Strategies to ease pressure
Firstly, we need to immediately support the graduating class of 2021. Right now, thousands of third-year nursing students are at risk of being ineligible to graduate this year as they are struggling to obtain clinical placement hours required of their three-year tertiary degrees due to disruptions to the health care system. Governments and employers should be working to secure employment for all graduating nurses to provide a pipeline for workforce planning for 2022 and beyond.
Additional funding is needed for refresher courses for retired Registered Nurses (RNs) and Enrolled Nurses (ENs), as well as non-clinical active RNs, so they can supplement the workforce across Australia. This needs to be coupled with job certainty and tangible benefits. ACN has always championed overseas-trained eligible RNs provided with right-to-work visas in Australia. Skilled nursing migration enhances opportunity, diversity and care delivery to Australians.
Support and relief must be given to executives and senior directors who are dealing with burnt out and exhausted staff — they must be given resources to manage their teams and patients.
Current funding models exclude mental health nurses, nurse practitioners and RNs from accessing Medicare numbers to be paid for the work they do. This is having the greatest impact in rural and remote Australia, where community health care systems are often staffed by nurses who cover enormous areas.
We recommend a national summit to be sponsored by the Federal Government in collaboration with ACN, which is representative of all health care systems – including aged care and disability – so a national action plan for a sustainable and supported nursing workforce can be established, prioritised and actioned — in light of the pending crisis.

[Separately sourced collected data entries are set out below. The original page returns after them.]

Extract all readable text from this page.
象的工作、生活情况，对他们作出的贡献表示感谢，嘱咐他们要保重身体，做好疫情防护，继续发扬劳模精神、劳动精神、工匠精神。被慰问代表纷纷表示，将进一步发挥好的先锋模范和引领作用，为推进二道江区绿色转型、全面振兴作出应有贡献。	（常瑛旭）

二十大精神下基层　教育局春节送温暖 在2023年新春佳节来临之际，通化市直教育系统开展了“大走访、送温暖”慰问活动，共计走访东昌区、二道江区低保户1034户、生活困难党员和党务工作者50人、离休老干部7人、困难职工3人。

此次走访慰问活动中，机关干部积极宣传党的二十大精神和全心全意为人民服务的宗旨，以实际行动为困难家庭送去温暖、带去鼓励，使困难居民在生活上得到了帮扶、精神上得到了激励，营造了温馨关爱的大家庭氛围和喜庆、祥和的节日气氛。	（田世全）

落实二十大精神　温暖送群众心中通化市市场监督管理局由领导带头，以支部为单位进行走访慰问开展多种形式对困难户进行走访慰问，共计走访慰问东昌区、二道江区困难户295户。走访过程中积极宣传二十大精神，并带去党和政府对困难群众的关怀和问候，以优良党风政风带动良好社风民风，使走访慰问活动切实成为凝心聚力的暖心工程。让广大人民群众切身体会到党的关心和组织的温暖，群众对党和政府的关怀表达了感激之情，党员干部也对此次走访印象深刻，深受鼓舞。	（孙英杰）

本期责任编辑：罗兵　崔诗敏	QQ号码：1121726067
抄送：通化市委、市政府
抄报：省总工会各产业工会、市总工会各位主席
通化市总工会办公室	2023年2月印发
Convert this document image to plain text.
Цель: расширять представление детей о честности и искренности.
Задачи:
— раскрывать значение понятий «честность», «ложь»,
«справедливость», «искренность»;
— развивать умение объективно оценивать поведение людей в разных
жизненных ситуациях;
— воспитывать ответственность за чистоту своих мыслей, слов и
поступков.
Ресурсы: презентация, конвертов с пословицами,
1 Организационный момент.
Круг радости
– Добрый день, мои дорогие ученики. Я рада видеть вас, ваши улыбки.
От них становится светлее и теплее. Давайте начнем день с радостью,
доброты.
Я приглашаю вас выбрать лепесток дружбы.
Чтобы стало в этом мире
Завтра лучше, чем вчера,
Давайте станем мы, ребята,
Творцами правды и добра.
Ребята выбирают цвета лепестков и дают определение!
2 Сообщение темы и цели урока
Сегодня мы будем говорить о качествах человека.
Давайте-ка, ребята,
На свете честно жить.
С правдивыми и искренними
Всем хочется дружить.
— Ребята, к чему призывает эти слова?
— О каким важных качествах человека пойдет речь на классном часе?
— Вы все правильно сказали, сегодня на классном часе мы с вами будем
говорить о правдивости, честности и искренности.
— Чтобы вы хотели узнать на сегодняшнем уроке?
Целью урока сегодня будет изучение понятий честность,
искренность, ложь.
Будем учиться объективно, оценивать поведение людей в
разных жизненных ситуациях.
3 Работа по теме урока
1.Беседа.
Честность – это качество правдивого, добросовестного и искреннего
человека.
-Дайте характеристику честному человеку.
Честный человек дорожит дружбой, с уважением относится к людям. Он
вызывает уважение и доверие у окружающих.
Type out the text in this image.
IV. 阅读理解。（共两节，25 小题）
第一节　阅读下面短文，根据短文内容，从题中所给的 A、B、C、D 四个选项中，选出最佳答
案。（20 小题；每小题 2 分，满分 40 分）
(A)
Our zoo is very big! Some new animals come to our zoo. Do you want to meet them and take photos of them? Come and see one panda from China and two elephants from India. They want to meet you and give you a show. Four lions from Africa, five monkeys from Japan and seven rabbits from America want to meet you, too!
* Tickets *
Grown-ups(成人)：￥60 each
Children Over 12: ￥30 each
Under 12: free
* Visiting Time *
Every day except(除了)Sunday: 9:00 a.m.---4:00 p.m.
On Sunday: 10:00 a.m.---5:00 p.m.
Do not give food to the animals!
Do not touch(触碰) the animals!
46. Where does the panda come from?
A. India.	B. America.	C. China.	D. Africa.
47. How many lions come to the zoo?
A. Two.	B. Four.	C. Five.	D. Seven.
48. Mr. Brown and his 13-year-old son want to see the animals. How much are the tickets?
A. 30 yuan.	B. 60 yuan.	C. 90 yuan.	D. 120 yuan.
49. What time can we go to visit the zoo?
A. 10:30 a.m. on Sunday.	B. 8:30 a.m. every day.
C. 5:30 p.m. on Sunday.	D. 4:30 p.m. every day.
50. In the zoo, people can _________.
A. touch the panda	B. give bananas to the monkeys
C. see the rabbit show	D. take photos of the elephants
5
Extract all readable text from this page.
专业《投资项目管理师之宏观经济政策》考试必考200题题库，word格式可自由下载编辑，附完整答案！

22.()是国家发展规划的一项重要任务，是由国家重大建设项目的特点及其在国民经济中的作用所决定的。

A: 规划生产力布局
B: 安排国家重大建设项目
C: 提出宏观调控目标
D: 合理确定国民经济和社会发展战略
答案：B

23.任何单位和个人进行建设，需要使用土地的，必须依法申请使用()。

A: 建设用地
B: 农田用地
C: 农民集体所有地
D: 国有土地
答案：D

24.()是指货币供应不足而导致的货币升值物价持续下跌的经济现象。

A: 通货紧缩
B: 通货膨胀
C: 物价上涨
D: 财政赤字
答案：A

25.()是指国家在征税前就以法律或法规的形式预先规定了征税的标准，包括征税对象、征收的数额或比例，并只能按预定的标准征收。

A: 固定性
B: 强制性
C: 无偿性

Lastly, we ask all Australians to please consider the way fear, frustration and stress are expressed in clinical, aged care and community settings such as vaccination hubs — because this is having a major and lasting impact on the emotional and mental health of Australian nurses.
We appreciate the toll COVID-19 is taking on people — nursing is and has always been the "caring" profession – however, harassment, violence and intimidation of nurses and women in our society and workplaces are never okay.
Adjunct Professor Kylie Ward is the CEO of Australian College of Nursing (ACN). She holds honorary academic appointments with five Australian universities. In 2020 Kylie was named in the Top 100 Health Voices for LinkedIn worldwide.